Il doit l’ignorer puisque, questionné sur les arguments opposés par l’association EOST, il n’eut d’autre réaction que de traiter son responsable de « nationaliste ». Il est donc possible de traiter publiquement de « nationaliste » quiconque ne fait jamais que tenter de protéger son patrimoine immatériel et la diversité culturelle en application des grandes conventions internationales et ce, avec des moyens dérisoires. Je ne peux manquer de songer aux dirigeants chinois qui évoquent des « signes de terrorisme » à l’égard des Hong-Kongais qui revendiquent pacifiquement la démocratie. Le procédé rhétorique est connu. Il suffit de salir le lanceur d’alerte pour éviter d’affronter le problème justement soulevé par ce dernier.
Comme la plupart des élus, sa principale préoccupation doit être de regarder vers le haut et ses perspectives d’évolution politique personnelle au sein du MODEM et de « la République en marche » plutôt que de regarder vers le bas, ses électeurs de basse Bretagne, leur culture et le lien ancestral qu’ils entretiennent avec leur terre.
Sûr que si Monsieur le maire de Telgruc avait été consulté sur la même atteinte à la toponymie tibétaine, il eût versé des larmes de crocodile. Seulement voilà, il est breton et évolue au sein du système France.

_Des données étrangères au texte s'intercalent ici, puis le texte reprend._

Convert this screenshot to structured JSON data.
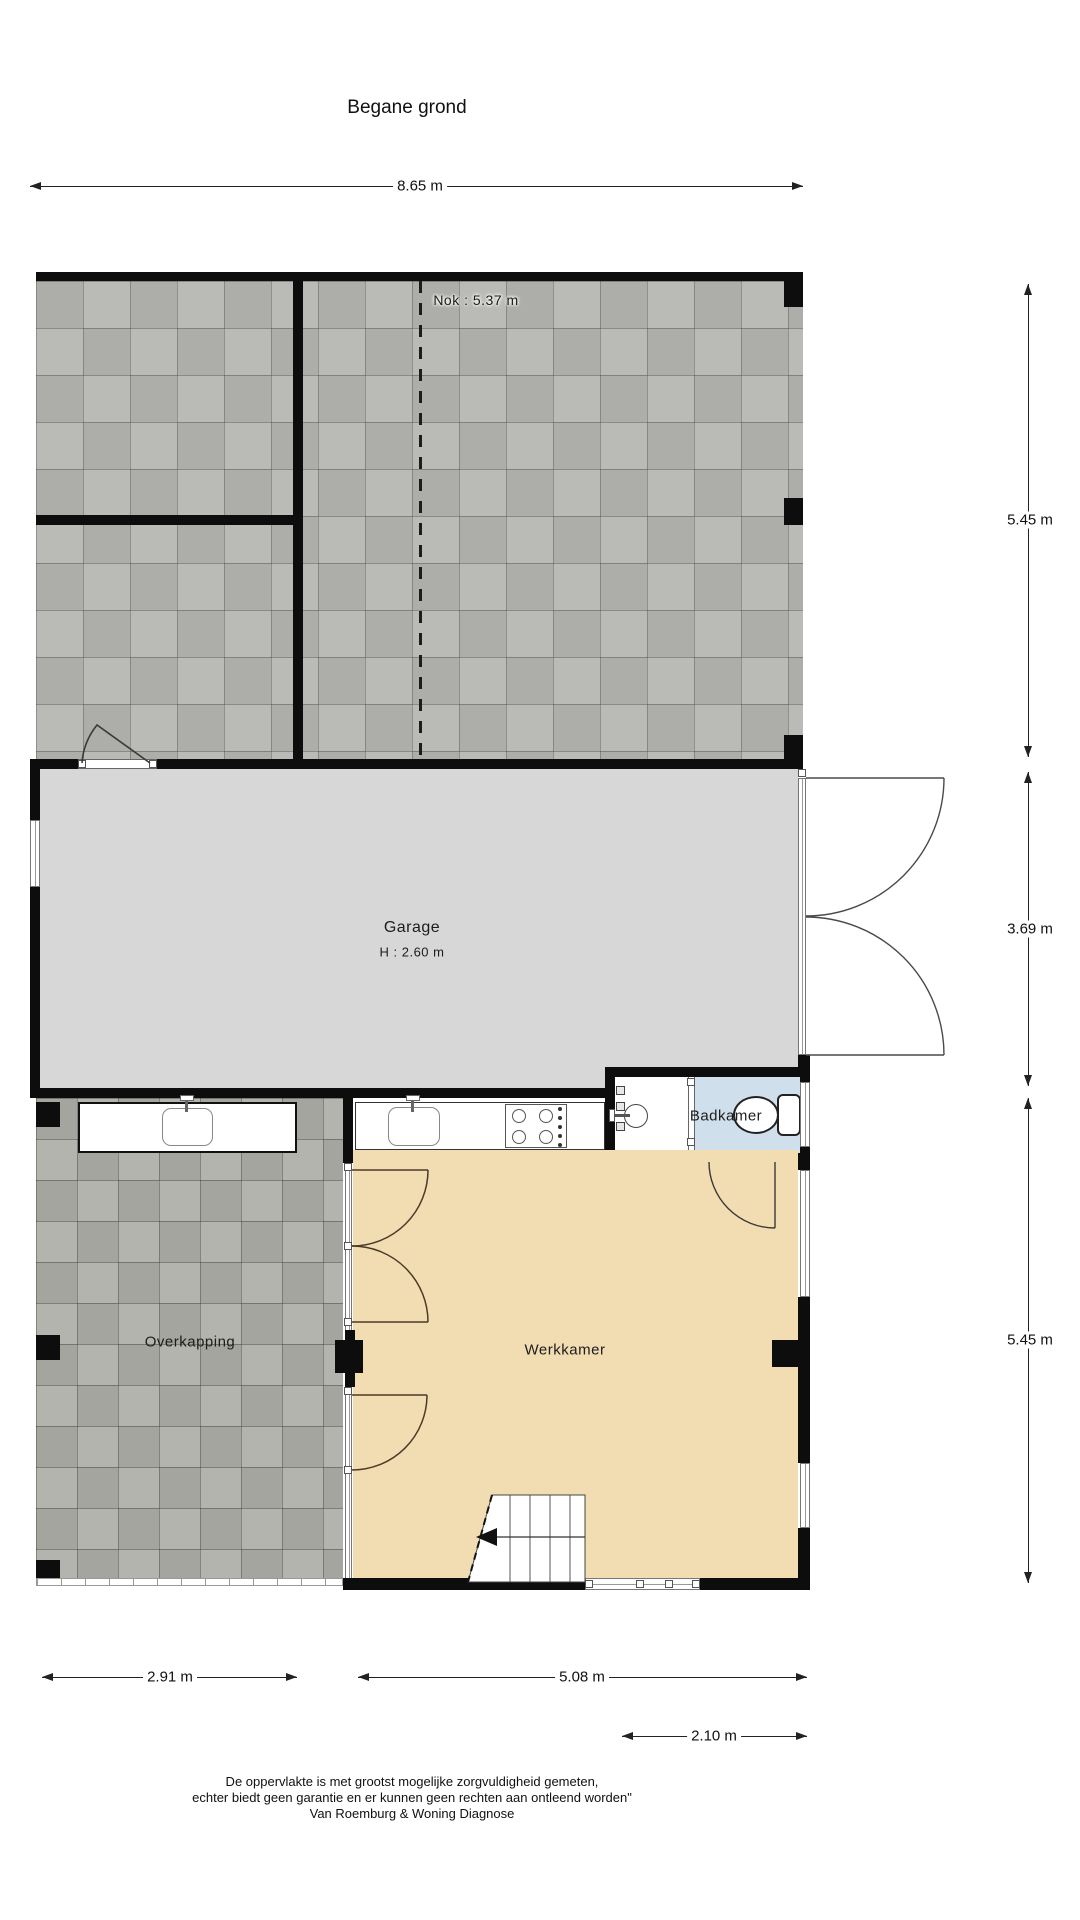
{
  "title": "Begane grond",
  "roof": {
    "nok_label": "Nok : 5.37 m"
  },
  "rooms": {
    "garage": {
      "label": "Garage",
      "height": "H : 2.60 m"
    },
    "badkamer": {
      "label": "Badkamer"
    },
    "overkapping": {
      "label": "Overkapping"
    },
    "werkkamer": {
      "label": "Werkkamer"
    }
  },
  "dimensions": {
    "top_width": "8.65 m",
    "right_top": "5.45 m",
    "right_middle": "3.69 m",
    "right_bottom": "5.45 m",
    "bottom_overkapping": "2.91 m",
    "bottom_werkkamer": "5.08 m",
    "bottom_badkamer": "2.10 m"
  },
  "footer": {
    "line1": "De oppervlakte is met grootst mogelijke zorgvuldigheid gemeten,",
    "line2": "echter biedt geen garantie en er kunnen geen rechten aan ontleend worden\"",
    "line3": "Van Roemburg & Woning Diagnose"
  },
  "colors": {
    "wall": "#0d0d0d",
    "garage_floor": "#d7d7d7",
    "werkkamer_floor": "#f2dcb2",
    "badkamer_floor": "#cfdfec",
    "roof_tiles": "#b6b6b2",
    "overkapping_tiles": "#aeaea8"
  }
}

Il y aurait tant de choses à dire sur la débretonnisation. Je ne peux manquer de songer à Victor Segalen qui disait que si les Maoris changent leurs Dieux pour ceux du colon c’est qu’ils sont « plus bêtes que des boucs ou plus stupides que les thons sans odorat ». Il est des peuples qui disparaissent sans crier gare, par manque de volonté d’être, et parce que leurs responsables ne voient pas le problème.
Quel avenir pour nos langues et notre patrimoine culturel breton lorsque nos responsables politiques ne voient pas le problème ou se rejettent opportunément la responsabilité pour se dispenser d’agir ? Il est toujours plus simple de se cacher derrière le droit pour refuser de prendre en charge la question éminemment politique de la sauvegarde de sa langue et de sa culture.
Pour sauver une langue, une culture, il faut juste une volonté politique.
Ce 9 septembre 2019, les artistes et auteurs de Bretagne exigent une réponse politique claire et urgente de la part du Conseil régional de Bretagne afin de prendre à bras le corps ce problème devenu majeur. Les moyens d’action ne manquent pas et peuvent reposer sur la contractualisation avec les communes et certainement l’augmentation des moyens alloués à l’Office de la langue bretonne. Le déclin, la mort de nos langues n’a rien d’inéluctable. Il suffit de vouloir !
La région Bretagne vient de questionner sèchement l’administration postale et exige des explications sur ses pratiques et les rapports qu’elle entretient avec les mairies. C'est une bonne chose !
M. le maire de Telgruc, qui a réussi à faire de sa commune le lieu emblématique de la débretonnisation, s’est finalement décidé à recevoir une délégation du mouvement breton ce 17 septembre. Acceptera-t-il de faire amende honorable devant les « nationalistes » qui se présenteront alors devant lui et reviendra-t-il sur ses pratiques décriées, au moins dans un souci d’apaisement ? On se grandit toujours à reconnaître ses erreurs.
L’avenir de la Bretagne dépend d’une véritable prise de conscience politique. Il en va de la sauvegarde de sa culture mais encore de ses intérêts.
Il n’est pas sûr que la Bretagne présentera les même attraits lorsque ses langues n’existeront plus et que nos touristes auront le sentiment de rejoindre une nouvelle banlieue parisienne, à Telgruc ou à Pleyben « rue des Lilas ». Nos débretonnisateurs sont en train de tuer la poule aux oeufs d’or mais, encore une fois, ils ne voient pas le problème.